L’article D. 161-14 du code précité dispose qu’« Il est expressément fait défense de nuire aux chaussées des chemins ruraux et à leurs dépendances ou de compromettre la sécurité ou la commodité de la circulation sur ces voies » et « 3° De labourer ou de cultiver le sol dans les emprises de ces chemins et de leurs dépendances ».

Ainsi, le fait de labourer un chemin rural serait constitutif d’une infraction pénale, constatée et réprimée dans les conditions de droit commun prévues par le code de procédure pénale, comme le précise l’article R. 161-28 du code rural et de la pêche maritime.

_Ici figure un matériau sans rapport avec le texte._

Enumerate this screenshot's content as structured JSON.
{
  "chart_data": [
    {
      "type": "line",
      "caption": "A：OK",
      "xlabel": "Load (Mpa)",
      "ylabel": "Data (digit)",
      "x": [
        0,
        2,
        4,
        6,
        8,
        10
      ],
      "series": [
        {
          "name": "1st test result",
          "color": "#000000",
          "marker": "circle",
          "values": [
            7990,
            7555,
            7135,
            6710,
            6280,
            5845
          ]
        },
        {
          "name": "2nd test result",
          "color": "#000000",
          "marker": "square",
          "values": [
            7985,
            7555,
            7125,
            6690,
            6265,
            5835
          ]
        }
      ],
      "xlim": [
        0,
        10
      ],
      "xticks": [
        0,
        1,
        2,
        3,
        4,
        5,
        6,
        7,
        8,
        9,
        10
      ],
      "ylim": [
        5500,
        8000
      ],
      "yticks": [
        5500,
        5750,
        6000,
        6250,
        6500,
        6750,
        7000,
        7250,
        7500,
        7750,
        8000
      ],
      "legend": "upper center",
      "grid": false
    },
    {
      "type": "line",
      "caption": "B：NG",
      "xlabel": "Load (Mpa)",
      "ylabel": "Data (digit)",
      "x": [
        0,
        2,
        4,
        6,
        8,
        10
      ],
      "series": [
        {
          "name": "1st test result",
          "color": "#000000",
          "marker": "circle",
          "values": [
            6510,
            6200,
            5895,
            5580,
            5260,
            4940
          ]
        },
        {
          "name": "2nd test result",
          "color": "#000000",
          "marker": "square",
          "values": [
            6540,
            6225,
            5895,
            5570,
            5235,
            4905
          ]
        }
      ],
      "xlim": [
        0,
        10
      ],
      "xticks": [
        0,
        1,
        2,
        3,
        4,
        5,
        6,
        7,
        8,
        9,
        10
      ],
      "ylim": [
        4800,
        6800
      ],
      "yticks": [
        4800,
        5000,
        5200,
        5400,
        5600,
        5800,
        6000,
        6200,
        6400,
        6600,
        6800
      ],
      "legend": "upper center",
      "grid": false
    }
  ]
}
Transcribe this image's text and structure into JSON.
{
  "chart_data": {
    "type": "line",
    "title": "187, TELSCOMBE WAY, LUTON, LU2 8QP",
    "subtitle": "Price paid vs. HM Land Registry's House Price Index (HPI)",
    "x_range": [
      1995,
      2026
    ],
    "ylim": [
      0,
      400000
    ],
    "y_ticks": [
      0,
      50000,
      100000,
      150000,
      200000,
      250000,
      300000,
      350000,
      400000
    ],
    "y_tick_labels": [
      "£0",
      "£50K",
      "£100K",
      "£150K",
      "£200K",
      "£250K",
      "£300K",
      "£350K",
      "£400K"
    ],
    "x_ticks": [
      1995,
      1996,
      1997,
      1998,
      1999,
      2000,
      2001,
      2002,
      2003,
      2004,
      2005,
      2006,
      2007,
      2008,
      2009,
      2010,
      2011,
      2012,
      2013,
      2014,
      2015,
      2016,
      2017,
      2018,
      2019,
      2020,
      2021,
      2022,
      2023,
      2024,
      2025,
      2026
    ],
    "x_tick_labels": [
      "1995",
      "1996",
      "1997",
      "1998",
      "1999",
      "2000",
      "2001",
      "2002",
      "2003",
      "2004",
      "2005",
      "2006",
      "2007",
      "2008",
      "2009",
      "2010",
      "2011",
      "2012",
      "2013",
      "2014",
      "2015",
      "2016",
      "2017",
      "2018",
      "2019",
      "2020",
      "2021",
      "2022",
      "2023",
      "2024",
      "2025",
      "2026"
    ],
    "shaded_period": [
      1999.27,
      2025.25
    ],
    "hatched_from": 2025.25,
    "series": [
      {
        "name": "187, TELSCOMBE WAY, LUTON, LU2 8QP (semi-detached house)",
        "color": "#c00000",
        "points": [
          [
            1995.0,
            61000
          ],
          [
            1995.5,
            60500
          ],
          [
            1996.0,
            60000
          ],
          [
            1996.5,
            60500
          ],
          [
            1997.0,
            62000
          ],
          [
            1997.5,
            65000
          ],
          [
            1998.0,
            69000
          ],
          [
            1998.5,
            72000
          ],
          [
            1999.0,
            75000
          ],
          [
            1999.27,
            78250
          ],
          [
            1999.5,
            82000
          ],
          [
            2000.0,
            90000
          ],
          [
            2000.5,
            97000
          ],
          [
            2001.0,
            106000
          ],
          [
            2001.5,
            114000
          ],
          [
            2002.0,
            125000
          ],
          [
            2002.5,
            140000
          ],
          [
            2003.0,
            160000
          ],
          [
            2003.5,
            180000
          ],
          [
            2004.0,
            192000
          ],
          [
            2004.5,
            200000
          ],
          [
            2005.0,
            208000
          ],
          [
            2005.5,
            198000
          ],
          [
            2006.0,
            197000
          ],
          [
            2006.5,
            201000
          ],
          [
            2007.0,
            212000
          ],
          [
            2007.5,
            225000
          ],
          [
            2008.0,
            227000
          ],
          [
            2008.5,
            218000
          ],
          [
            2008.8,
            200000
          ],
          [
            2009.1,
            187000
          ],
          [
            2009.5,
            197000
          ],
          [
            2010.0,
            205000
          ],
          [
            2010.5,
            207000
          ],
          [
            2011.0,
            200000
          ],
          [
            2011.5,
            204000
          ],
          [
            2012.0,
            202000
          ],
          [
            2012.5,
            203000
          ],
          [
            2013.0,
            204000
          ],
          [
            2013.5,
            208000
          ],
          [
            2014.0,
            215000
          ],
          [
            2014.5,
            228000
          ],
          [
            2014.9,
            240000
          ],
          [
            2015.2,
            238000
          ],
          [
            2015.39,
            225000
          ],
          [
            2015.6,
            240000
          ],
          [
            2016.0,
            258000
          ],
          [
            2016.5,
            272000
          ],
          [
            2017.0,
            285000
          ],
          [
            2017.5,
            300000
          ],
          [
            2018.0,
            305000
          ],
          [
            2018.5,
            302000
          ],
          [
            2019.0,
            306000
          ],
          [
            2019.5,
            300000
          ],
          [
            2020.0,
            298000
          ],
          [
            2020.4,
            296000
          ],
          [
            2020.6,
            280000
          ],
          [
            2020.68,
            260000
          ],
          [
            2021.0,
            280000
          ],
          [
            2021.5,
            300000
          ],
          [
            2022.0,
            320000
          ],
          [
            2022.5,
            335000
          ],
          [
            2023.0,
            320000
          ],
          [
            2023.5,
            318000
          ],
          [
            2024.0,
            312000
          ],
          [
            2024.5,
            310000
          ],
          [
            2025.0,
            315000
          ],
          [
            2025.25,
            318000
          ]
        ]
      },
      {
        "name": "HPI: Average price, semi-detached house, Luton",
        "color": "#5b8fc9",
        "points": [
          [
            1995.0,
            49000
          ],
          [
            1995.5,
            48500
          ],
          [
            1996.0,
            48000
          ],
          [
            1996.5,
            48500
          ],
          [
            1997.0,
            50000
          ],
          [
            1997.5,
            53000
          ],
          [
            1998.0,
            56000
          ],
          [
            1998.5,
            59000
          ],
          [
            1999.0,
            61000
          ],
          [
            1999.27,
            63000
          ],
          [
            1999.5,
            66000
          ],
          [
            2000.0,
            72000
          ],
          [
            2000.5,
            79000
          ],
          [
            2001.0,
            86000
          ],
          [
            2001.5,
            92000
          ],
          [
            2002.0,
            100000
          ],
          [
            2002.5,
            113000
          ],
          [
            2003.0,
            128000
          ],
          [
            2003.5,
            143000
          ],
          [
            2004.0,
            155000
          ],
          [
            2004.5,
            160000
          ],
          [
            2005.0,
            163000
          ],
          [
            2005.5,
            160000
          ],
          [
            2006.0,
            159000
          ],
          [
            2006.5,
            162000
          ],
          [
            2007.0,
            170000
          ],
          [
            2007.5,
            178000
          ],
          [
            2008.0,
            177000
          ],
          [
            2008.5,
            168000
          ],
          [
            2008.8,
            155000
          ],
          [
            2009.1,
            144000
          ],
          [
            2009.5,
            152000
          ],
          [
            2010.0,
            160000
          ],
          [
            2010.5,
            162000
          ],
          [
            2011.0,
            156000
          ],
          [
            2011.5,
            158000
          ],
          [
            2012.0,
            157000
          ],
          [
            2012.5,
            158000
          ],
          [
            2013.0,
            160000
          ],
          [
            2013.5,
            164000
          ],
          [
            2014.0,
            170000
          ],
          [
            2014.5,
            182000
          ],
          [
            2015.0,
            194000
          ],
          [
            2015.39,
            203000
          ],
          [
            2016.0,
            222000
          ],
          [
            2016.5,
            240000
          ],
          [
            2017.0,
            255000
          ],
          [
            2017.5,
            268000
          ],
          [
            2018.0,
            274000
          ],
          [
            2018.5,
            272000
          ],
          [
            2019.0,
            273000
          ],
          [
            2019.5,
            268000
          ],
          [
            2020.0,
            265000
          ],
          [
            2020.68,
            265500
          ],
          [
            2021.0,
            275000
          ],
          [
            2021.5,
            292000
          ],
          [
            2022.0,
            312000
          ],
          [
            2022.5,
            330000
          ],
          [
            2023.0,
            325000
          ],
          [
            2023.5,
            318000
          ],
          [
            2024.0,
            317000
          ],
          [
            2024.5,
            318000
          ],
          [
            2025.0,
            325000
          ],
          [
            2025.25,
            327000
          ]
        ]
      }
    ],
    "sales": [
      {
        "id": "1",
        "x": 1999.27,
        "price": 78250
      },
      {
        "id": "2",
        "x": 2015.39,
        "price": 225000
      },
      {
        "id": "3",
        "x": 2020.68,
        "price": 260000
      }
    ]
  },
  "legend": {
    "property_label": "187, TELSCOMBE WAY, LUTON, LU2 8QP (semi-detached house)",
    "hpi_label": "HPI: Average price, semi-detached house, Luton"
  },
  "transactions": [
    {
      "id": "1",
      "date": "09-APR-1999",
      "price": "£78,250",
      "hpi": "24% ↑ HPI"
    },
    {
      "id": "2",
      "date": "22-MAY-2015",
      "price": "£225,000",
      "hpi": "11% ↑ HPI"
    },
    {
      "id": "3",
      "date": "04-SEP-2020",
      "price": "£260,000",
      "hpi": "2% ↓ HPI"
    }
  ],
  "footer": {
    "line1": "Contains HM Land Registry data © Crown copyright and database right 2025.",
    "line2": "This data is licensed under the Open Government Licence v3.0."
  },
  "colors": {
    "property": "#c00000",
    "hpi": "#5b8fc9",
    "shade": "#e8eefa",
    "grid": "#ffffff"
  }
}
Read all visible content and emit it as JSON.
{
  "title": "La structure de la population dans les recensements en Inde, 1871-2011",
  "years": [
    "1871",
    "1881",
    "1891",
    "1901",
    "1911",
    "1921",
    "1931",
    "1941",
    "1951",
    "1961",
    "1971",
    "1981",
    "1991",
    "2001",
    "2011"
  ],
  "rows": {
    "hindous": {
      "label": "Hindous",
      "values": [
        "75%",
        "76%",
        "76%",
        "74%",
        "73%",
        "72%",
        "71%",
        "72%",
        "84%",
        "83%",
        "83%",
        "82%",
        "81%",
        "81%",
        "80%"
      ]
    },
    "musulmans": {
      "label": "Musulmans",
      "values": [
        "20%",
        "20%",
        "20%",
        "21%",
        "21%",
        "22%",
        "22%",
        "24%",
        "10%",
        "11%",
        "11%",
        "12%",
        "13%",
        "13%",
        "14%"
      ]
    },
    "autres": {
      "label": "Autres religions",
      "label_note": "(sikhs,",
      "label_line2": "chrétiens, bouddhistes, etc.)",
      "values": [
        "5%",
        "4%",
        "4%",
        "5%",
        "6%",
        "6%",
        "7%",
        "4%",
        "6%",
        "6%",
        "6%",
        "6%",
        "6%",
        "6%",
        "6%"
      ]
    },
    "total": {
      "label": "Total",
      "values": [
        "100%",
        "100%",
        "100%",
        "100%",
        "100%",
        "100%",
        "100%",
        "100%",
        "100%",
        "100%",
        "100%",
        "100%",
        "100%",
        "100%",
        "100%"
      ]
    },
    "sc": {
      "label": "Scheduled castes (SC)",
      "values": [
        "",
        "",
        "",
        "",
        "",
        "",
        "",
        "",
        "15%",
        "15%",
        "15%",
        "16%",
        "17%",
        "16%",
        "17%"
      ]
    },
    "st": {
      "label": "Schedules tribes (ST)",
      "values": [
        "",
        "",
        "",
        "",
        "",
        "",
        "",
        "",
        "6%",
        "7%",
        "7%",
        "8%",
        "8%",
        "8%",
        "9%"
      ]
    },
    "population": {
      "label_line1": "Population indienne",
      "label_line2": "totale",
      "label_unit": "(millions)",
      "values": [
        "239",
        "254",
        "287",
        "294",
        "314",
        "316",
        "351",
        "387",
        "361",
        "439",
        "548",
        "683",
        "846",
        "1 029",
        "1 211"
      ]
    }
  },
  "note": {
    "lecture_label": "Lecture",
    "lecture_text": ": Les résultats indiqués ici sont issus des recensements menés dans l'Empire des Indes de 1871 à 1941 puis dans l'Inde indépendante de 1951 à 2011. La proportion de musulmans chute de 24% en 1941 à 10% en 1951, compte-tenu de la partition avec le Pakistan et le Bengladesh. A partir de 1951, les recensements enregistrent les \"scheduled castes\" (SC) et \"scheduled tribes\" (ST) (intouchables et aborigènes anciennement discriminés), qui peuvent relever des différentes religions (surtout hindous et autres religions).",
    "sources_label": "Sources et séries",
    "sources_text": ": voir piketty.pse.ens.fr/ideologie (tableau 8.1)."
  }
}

En effet, dans la mesure où les chemins ruraux font partie du domaine privé de la commune et non du domaine public routier, les atteintes à leur conservation ne sont pas réprimées par une contravention de voirie (article R. 116-2 du code de la voirie routière) mais par les dispositions répressives de droit commun relatives aux contraventions contre les biens (articles R. 631-1 à R. 635-1 du code pénal).

En cas de labourage d’une partie d’un chemin rural par un agriculteur, dont le champ se situe en bordure du chemin, la commune pourrait également demander une contribution spéciale à l’agriculteur concerné, conformément aux articles L. 161-8 du code rural et de la pêche maritime et L. 141-9 du code de la voirie routière. Un accord amiable doit être recherché avec la personne responsable des dégradations et à défaut, la contribution sera fixée annuellement, sur demande de la commune, par le tribunal administratif territorialement compétent, après expertise, et recouvrée comme en matière d’impôts directs.